Fight club

In this political cartoon originally by William Allen Rogers, President Theodore Roosevelt tromps over the Caribbean using his oft-quoted “speak softly and carry a big stick” adage. This political ideology today reads more like shouting loudly to any and all—and it reigns mainly in the United States, but Russia, China, Israel, and others appear to be catching on to the bullying theme.

For those who believe history is cyclical and teaches that warlike periods cannot be averted, even in ostensibly enlightened times, here is cake and icing. This stage of this century is fast turning into a conjuring of most of the nineteenth century and part of the twentieth, a reality that bodes ill among the sane, whose numbers may well be decreasing in times seemingly at peace with colonial-style bullying.

Israel would take over Gaza as well as neighboring states if it could, and might. It would gladly play lord of the Middle East, adjoining states such as Egypt and Syria made into de facto vassals. Though this may not occur, it matters that the prevailing mood does not dislike let alone overtly resist the prospect. Restraint and diplomacy are, in this climate, ridiculous, vestiges of a prudent postwar time. Gone is that postwar, replaced by ongoing war or prewar.

Russia dropped all pretenses when it invaded Ukraine three years ago, becoming the Russia of the czarist era in a modern-day Russo-Japanese War. Russia lost that one, but national expansionism was all around and would lead to a bellicose Japan and Germany a few decades later.

China wants back Taiwan, which it considers a breakaway state, and has shown it will attack and invade if necessary, and it will be necessary. Such a war could lap over into Japan, a nation with no military to speak of since falling under the American umbrella in 1945. But that America is not the one in hand.

But this America is not the world-guardian version of America. That America and the global social responsibilities it once stood for are gone and may be gone forever.

Astonishingly — or perhaps not — that same America is propelling this back-to-the-future colonial mood. Under Donald Trump (a man versed in hostile takeovers), it is copying and making more virulent the threats of Teddy Roosevelt from some twelve decades ago. This time it is not speak softly and carry a big stick but speak loudly and demonstrate to all, including allies, that the stick is both stick and whip and all old bets are off.

America now flirts with Russia while threatening Greenland and Panama, all the while using trade sanctions to browbeat Canada and Mexico, suggesting it might enjoy annexing the former. A colonial invasion of Greenland is a realistic possibility, something kin to such film farces as “The Mouse That Roared.” But this is no farce.

Trump has made America First into a neocolonialist hymn, one in which the United States shakes free of moral leadership — imagine a wet dog — and goes about snarling and biting at will. Again, though, this is no absolute surprise.
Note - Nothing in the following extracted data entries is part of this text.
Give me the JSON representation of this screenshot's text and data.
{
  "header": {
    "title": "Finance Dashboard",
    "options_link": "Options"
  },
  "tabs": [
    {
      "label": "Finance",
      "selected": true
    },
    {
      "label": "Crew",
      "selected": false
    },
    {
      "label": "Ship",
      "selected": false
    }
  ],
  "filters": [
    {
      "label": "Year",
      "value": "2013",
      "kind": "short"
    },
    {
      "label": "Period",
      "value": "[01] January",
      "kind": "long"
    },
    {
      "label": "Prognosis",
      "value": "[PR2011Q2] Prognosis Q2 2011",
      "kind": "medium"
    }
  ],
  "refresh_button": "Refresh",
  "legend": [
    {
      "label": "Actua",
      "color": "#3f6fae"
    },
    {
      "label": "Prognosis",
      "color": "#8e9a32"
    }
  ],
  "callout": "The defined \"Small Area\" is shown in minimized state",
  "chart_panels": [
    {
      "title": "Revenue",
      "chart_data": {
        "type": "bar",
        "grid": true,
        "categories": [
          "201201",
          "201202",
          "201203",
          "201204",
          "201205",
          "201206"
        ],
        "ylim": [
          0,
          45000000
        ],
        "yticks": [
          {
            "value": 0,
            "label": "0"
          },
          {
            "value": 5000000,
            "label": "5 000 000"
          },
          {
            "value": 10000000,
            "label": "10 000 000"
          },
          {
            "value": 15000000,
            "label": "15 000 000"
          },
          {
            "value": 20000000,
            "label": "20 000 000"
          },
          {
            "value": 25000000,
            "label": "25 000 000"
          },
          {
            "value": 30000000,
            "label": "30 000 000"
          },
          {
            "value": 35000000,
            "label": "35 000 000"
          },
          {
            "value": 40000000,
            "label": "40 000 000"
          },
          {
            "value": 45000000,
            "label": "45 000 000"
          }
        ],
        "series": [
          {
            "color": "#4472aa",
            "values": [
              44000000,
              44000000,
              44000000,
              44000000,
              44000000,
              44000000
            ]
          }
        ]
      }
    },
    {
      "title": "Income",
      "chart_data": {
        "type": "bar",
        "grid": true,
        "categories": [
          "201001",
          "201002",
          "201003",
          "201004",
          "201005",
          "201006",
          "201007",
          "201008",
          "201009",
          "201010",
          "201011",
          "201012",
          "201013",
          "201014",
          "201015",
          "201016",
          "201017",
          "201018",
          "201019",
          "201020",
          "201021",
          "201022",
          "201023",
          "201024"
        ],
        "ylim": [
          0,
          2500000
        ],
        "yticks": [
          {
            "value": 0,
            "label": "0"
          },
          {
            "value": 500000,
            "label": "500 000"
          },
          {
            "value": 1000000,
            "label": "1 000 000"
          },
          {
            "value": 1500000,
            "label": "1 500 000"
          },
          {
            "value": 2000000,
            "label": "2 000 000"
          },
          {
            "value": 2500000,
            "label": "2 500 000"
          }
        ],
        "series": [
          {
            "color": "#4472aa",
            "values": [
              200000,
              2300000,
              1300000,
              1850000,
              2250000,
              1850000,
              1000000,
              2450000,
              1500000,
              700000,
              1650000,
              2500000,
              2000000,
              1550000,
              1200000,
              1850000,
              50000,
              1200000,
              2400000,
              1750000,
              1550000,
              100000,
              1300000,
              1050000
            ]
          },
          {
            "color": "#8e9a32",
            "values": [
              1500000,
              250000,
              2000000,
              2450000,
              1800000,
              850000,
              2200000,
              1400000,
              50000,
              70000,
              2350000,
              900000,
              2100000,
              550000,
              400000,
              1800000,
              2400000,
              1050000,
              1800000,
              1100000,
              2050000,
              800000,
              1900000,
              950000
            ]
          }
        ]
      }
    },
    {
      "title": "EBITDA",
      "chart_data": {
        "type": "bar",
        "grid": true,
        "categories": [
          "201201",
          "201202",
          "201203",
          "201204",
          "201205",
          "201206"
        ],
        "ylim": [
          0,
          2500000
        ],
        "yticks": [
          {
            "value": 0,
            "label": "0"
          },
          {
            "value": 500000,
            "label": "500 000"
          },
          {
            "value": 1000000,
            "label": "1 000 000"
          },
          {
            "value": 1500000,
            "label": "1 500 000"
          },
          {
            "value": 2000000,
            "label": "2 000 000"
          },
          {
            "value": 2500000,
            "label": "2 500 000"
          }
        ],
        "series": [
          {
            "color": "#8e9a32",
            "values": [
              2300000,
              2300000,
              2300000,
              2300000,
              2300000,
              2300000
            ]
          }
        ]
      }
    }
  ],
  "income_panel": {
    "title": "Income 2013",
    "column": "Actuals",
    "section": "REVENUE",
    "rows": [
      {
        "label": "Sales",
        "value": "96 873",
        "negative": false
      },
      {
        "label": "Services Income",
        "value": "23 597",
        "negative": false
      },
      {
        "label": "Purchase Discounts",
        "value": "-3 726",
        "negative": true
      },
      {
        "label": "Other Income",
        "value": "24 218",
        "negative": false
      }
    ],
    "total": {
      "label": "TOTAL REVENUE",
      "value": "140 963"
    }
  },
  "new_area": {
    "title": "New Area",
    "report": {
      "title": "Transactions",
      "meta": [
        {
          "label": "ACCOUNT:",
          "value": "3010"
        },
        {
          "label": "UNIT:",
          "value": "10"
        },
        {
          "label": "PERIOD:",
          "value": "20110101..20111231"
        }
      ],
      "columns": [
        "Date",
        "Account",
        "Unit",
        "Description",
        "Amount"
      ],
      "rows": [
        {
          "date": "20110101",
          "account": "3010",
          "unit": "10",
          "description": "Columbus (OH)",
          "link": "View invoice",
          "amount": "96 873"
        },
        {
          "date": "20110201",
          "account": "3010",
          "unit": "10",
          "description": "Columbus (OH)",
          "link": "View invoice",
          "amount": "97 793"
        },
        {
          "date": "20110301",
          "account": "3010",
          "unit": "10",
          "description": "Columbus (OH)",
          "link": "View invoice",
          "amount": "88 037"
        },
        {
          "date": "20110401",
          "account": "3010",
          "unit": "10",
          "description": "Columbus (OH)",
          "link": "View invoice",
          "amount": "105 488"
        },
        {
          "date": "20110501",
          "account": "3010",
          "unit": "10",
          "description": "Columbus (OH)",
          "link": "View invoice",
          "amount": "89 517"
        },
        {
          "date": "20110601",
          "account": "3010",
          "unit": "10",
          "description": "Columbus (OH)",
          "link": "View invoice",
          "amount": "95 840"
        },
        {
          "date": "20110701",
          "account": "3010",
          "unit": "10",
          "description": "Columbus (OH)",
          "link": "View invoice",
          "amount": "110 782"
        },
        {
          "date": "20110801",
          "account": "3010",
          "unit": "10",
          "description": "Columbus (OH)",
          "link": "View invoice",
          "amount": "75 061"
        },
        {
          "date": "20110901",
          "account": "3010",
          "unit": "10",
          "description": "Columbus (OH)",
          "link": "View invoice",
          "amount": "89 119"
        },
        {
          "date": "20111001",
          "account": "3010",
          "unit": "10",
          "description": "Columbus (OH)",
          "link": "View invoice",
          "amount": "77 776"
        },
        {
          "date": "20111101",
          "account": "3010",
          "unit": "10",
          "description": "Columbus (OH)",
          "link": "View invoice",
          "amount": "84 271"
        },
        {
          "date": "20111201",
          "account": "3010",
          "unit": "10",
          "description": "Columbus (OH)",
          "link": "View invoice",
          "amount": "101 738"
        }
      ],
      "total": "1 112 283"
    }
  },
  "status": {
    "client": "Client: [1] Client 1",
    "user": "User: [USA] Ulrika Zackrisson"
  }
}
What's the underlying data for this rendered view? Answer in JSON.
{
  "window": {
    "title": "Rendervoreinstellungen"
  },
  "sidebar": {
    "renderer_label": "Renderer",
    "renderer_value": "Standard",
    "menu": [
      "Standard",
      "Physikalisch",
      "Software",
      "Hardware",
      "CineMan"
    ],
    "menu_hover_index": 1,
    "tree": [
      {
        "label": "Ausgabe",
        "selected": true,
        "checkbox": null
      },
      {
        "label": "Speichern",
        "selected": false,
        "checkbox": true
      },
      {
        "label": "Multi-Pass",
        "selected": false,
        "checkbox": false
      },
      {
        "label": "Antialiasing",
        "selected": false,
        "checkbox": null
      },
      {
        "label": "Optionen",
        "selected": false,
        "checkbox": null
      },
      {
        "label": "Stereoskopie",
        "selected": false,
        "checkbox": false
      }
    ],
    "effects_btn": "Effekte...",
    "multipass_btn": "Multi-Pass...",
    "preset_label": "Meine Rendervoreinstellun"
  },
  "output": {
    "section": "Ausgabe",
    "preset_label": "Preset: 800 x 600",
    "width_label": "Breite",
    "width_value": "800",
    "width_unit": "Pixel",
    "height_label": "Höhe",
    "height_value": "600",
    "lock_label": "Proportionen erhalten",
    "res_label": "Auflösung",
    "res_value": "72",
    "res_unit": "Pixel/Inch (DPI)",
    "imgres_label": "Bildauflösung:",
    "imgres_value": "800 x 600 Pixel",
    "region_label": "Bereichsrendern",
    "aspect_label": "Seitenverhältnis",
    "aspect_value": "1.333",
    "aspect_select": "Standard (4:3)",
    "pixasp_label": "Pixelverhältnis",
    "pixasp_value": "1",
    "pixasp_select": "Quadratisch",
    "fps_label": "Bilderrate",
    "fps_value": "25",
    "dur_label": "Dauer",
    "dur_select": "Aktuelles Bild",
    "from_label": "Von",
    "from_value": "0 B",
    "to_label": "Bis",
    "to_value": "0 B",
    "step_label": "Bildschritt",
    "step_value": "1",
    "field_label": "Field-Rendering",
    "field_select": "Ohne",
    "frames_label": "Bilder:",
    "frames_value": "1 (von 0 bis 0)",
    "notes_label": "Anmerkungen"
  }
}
It is history rotating on its warring wheel, as it always has.

Those brought up in the bipolar world consisting of moral America and immoral Soviet Russia and schooled above all to fear a nuclear holocaust between the superpowers were, and are, entirely bewildered by this global return to big stick-ism. America threatening to neuter Canada and invade Greenland, an autonomous part of ally Denmark? Please.

But this America is not the world-guardian version of America. That America and the global social responsibilities it once stood for are gone and may be gone forever. That John Kennedy would have created the Peace Corps, intended to suggest America’s international sense of ethical purpose, would now amuse if not enrage the likes of Trump and Elon Musk, who, in the spirit of Vladimir Putin‘s vision of Russia, think in terms of a Greater America, all this as Musk ironically slashed federal institutions to the core. Not slashed, of course, is the military. How generals will respond to their refashioned colonial mission remains to be seen, but no mutiny is at hand. The military lives for such historical cycles, in which politicians or a single politician, like king or dictator, mandates strange new goals.

If you wish this gathering storm on Trump only, do so. But it’s too facile a choice. Nearly two generations have lived in partial peace, and many of those who swore by the likes of such phrases as “Never Again” are dead or dying. Now it’s time for something different, something angry and hostile in which there are winners and losers and few in between. It is time again to pledge to that most cathartic of acts, declaring war. To then march, East and West, to the sound of its tuneless and ever-righteous drummer.